RPS: Something I’m talking to other people about is that looking at the 00s, I sort of saw it as a story of people trying to work out a way to make Immersive Sims sell enough to justify them. I didn’t really think of you, with Spider, actually being part of that. With Spider what you said was keep ideas… and lob everything else. That’s certainly a solution.
Randy Smith: The solution is to not use that sub-genre, at least what I found. But you can look at Fallout 3 and go “That’s a solution”. It’s interesting that you’re asking that question and in the back of my mind I’m going “Oh yeah! You’ll set it in an underwater dungeon that has an art-deco art style…”.
It’s not always clear what’s going to sell more or sell less. Bioshock in a way is a kind of surprise. I think Bioshock succeeded by being very combat orientated, because that’s a clear and direct thing people understand. [Combat] has wonderful feedback and lots of good tension and stuff. I don’t like to generate violence, but I understand the appeal of having combat in a videogame. They were like… “Let’s just focus on that”. While Deus Ex, you could argue, focused on dialogue and story a lot, which pulls the player away from just very gratifying combat as often. And Thief, obviously, wasn’t a very combat intensive game. So maybe the art-deco underwater theme is on one end of the scales… and being combat-focused was on the other. And it worked out, taking a rich combat centered game to a wide audience.
RPS: I was more about the actual specific moments of execution rather than the grand scale stuff. Accessibility issues. Questions of craft. Playing through Bioshock, I could see how carefully they were trying to make sure the core of the tools were clear in a way which didn’t happen in Shock 2 or Deus Ex.
Randy Smith: There’s an interesting comparison there. And another reason why I’m less interested in Immersive Sims right now – though, to answer your earlier question, I’m not against getting back to them, as I really do love the sub-genre and think you can do good stuff with it… but it’s not where my heart is right now, nor within the reach of my current studio.

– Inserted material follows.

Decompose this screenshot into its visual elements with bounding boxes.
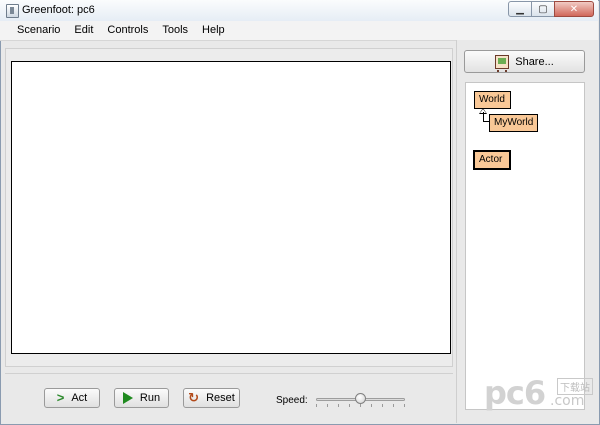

But it’s an interesting point that in Bioshock to even get people to the point where they can do basic match-3 and using systems in the way we hope they are… takes a really long time. Like half an hour, if not an hour, plus tonnes of training and really slow, careful stuff… and you’re still losing people along the way. While on Spider we get some – not all, clearly – of the same concepts which Immersive Sims are trying to reach people with… in two and a half minutes. We have people like my 5 year old nephew and my grandmother making webs of their own design to solve the problems. It’s pretty cool. A lot less to do, and a lot of fat-trimming. Immersive Sims are pretty cumbersome and hard to work with as a designer.
RPS: And any final comments about the future of the Immersive Sim?
Randy Smith: I like the sub-genre and think it has lots of potential… but to make an immersive sim which I’m really excited about, we have to look deeper into the future and make something that would have genuinely surprised the living shit out of everyone at Looking Glass working on Thief.
RPS: That’s the other reason why I want to do these forward looking interviews. I’m uncomfotable with any deification of the past. The “this was the best game ever and we’ll never see its like again” response…
Randy Smith: Yeah, make another one! We’ve got the Eidos Montreal studios working on both sequels, and Arkane working on something… and I really hope to see new stuff. I liked Bioshock but it felt like a best-of hits of games that Looking Glass had already worked on.